I've tried the following:

  1. Increasing the memory_limit in php.ini to a much larger value.
  2. Increasing memory_limit within the script itself via calls to ini_set('memory_limit', -1), ini_set('memory_limit', '-1'), ini_set('memory_limit', 100000000), ini_set('memory_limit', '128M'), etc.
  3. unset()ing unneeded arrays and objects to encourage the garbage collector to free up memory.
  4. Contacting the web host.
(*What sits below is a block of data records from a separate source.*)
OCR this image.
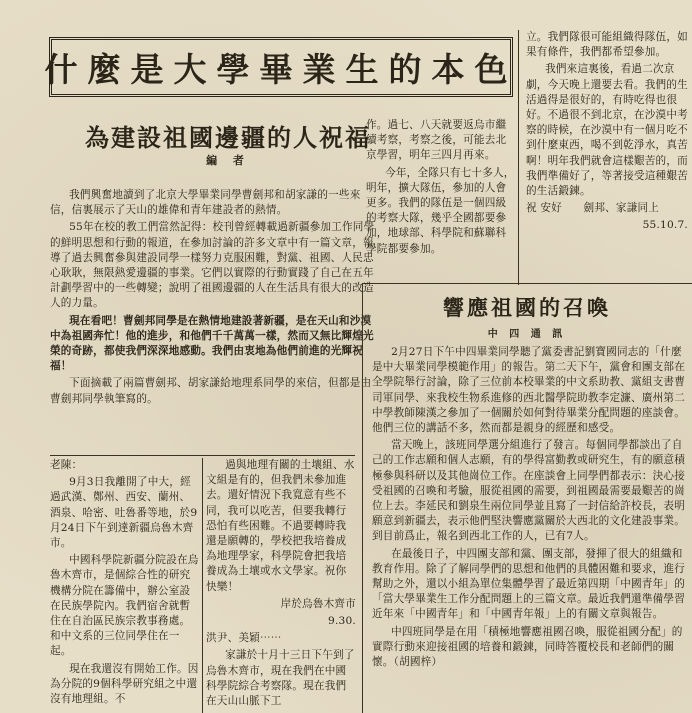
什麼是大學畢業生的本色
為建設祖國邊疆的人祝福
編 者

我們興奮地讀到了北京大學畢業同學曹劍邦和胡家謙的一些來信，信裏展示了天山的雄偉和青年建設者的熱情。

55年在校的教工們當然記得：校刊曾經轉載過新疆參加工作同學的鮮明思想和行動的報道，在參加討論的許多文章中有一篇文章，報導了過去興奮參與建設同學一樣努力克服困難，對黨、祖國、人民忠心耿耿，無限熱愛邊疆的事業。它們以實際的行動實踐了自己在五年計劃學習中的一些轉變；說明了祖國邊疆的人在生活具有很大的改造人的力量。

現在看吧！曹劍邦同學是在熱情地建設著新疆，是在天山和沙漠中為祖國奔忙！他的進步，和他們千千萬萬一樣，然而又無比輝煌光榮的奇跡，都使我們深深地感動。我們由衷地為他們前進的光輝祝福！

下面摘載了兩篇曹劍邦、胡家謙給地理系同學的來信，但都是由曹劍邦同學執筆寫的。

老陳：

9月3日我離開了中大，經過武漢、鄭州、西安、蘭州、酒泉、哈密、吐魯番等地，於9月24日下午到達新疆烏魯木齊市。

中國科學院新疆分院設在烏魯木齊市，是個綜合性的研究機構分院在籌備中，辦公室設在民族學院內。我們宿舍就暫住在自治區民族宗教事務處。和中文系的三位同學住在一起。

現在我還沒有開始工作。因為分院的9個科學研究組之中還沒有地理組。不

過與地理有關的土壤組、水文組是有的，但我們未參加進去。還好情況下我寬意有些不同，我可以吃苦，但要我轉行恐怕有些困難。不過要轉時我還是願轉的，學校把我培養成為地理學家，科學院會把我培養成為土壤或水文學家。祝你快樂！

岸於烏魯木齊市

9.30.

洪尹、美穎⋯⋯

家謙於十月十三日下午到了烏魯木齊市，現在我們在中國科學院綜合考察隊。現在我們在天山山脈下工

作。過七、八天就要返烏市繼續考察，考察之後，可能去北京學習，明年三四月再來。

今年，全隊只有七十多人，明年，擴大隊伍，參加的人會更多。我們的隊伍是一個四級的考察大隊，幾乎全國都要參加，地球部、科學院和蘇聯科學院都要參加。

立。我們隊很可能組織得隊伍，如果有條件，我們都希望參加。

我們來這裏後，看過二次京劇，今天晚上還要去看。我們的生活過得是很好的，有時吃得也很好。不過很不到北京，在沙漠中考察的時候，在沙漠中有一個月吃不到什麼東西，喝不到乾淨水，真苦啊！明年我們就會這樣艱苦的，而我們準備好了，等著接受這種艱苦的生活鍛鍊。

祝 安好　　劍邦、家謙同上

55.10.7.

響應祖國的召喚
中 四 通 訊

2月27日下午中四畢業同學聽了黨委書記劉寶國同志的「什麼是中大畢業同學模範作用」的報告。第二天下午，黨會和團支部在全學院舉行討論，除了三位前本校畢業的中文系助教、黨組支書曹司軍同學、來我校生物系進修的西北醫學院助教李定濂、廣州第二中學教師陳漢之參加了一個關於如何對待畢業分配問題的座談會。他們三位的講話不多，然而都是親身的經歷和感受。

當天晚上，該班同學選分組進行了發言。每個同學都談出了自己的工作志願和個人志願，有的學得富勤教或研究生，有的願意積極參與科研以及其他崗位工作。在座談會上同學們都表示：決心接受祖國的召喚和考驗，服從祖國的需要，到祖國最需要最艱苦的崗位上去。李延民和劉泉生兩位同學並且寫了一封信給許校長，表明願意到新疆去，表示他們堅決響應黨關於大西北的文化建設事業。到目前爲止，報名到西北工作的人，已有7人。

在最後日子，中四團支部和黨、團支部，發揮了很大的組織和教育作用。除了了解同學們的思想和他們的具體困難和要求，進行幫助之外，還以小組為單位集體學習了最近第四期「中國青年」的「當大學畢業生工作分配問題上的三篇文章。最近我們還準備學習近年來「中國青年」和「中國青年報」上的有關文章與報告。

中四班同學是在用「積極地響應祖國召喚，服從祖國分配」的實際行動來迎接祖國的培養和鍛鍊，同時答覆校長和老師們的關懷。（胡國梓）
They are normally very capable and knowledgeable, but have not been able to help me with this issue either.
  5. I've tried explicitly including a php.ini file using the -c command-line flag to hand-pick specific php.ini files with various values.
  6. I've tried setting memory_limit in php.ini using both raw numbers of bytes and values such as 64M, 128M, etc.
  7. The hosting provider was able to run the script as root with no issues, but experiences the same issue I do when running it using my non-root user. Perhaps there is some kind of permissions issue involved?

Regardless of what I try, the error message is the same. It appears that my command line scripts are ignoring changes to memory_limit.

I tend to try to make sure my scripts are memory efficient, but I'm currently needing to parse large amounts of HTML via Simple HTML DOM and it is in the parser that I'm experiencing out of memory issues. In an attempt to reduce the memory footprint of the script, I've tried using DOMDocument instead. This does not help either. In fact, the out of memory error is now triggered elsewhere in the script.

My question: has anyone experienced this or a similar issue? Do you have any recommendations?

Thank you.

+2  A: 

your PHP on cli may be using a different php.ini to your apache php. try a phpinfo() and check its using the ini file you think its using.

seengee
+1: In my experience, this is usually the problem.
R. Bemrose
Thanks, but I've already tried this.
jkndrkn
+3  A: 

It turns out that the problem was caused by shell fork bomb protection being enabled on the server that was placing a hard memory limit on all command-line scripts. This had been enabled by my web host without my knowledge.